Удивительно, как легко было привыкнуть к покою, который она подарила и себе, и окружающим, когда наконец-то отринула грезы о любви. Целых четыре года она не плакала в такси, не швыряла в мусор замызганные кашемировые платья и не стояла напротив зеркала, разинув рот, пока выбирала из зубов остатки чужой плоти. Целых четыре года она была верна себе и обещанию, что отныне никаких мужчин – и потому никаких убийств. Целых четыре года… И всего один никчемный день, который их перечеркнул. Нельзя было встречаться с ним в октябре, нельзя! Ибо чем больше ночь превосходит день, тем больше ее первородная суть превосходит человеческую, приобретенную и с таким усердием воспитанную. Тьма рвется на свободу – что на небо, что из кожи. Кто виноват, что Титания сглупила?
Четыре года
«Вернись, вернись, вернись к нам. Мы скучаем по тебе!»

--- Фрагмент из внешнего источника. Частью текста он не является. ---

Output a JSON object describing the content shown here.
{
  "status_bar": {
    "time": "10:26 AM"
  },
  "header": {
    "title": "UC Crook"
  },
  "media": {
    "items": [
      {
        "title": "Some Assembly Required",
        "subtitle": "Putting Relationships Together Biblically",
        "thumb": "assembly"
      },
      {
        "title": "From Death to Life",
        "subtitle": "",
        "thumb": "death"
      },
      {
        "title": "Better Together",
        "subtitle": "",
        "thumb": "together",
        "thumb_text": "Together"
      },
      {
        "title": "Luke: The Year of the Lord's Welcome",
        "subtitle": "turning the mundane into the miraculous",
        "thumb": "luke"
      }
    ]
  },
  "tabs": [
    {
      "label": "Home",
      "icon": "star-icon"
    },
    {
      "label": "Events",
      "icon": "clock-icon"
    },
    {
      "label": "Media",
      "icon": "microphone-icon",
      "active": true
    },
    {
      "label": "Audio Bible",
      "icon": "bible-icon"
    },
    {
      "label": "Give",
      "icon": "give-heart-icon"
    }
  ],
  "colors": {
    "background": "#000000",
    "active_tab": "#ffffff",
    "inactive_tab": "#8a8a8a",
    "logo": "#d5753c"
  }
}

Раньше, услыхав его, она визжала. Била зеркала, из-за чего Джек сменил дюжину таких, и клялась всем своим презрением к не знавшему забот Благому двору, что никогда больше ее нога не ступит в Неблагой. Однако с годами стало легче. Теперь она просто зажимала уши и мылась дочиста ледяной водой, пока глас не замолкал, утомившись звать ее впустую. Ей больше не нужно их кормить! А значит, не нужно никого вести в глубокие леса, соблазнять угодой тела и опаивать дурманом – бордовым соком, тягучим, как нектар, – чтобы затем безропотно разделывать на части. Она давно сняла с себя венец – паутину из лунного серебряного света – и отреклась от того, что сама же породила. Она больше им не Королева.
Она больше им не Мать.
«Но почему же, почему я тогда продолжаю следовать Охоте?» Она ведь, несмотря на отречение, снова это сделала. Снова сорвалась.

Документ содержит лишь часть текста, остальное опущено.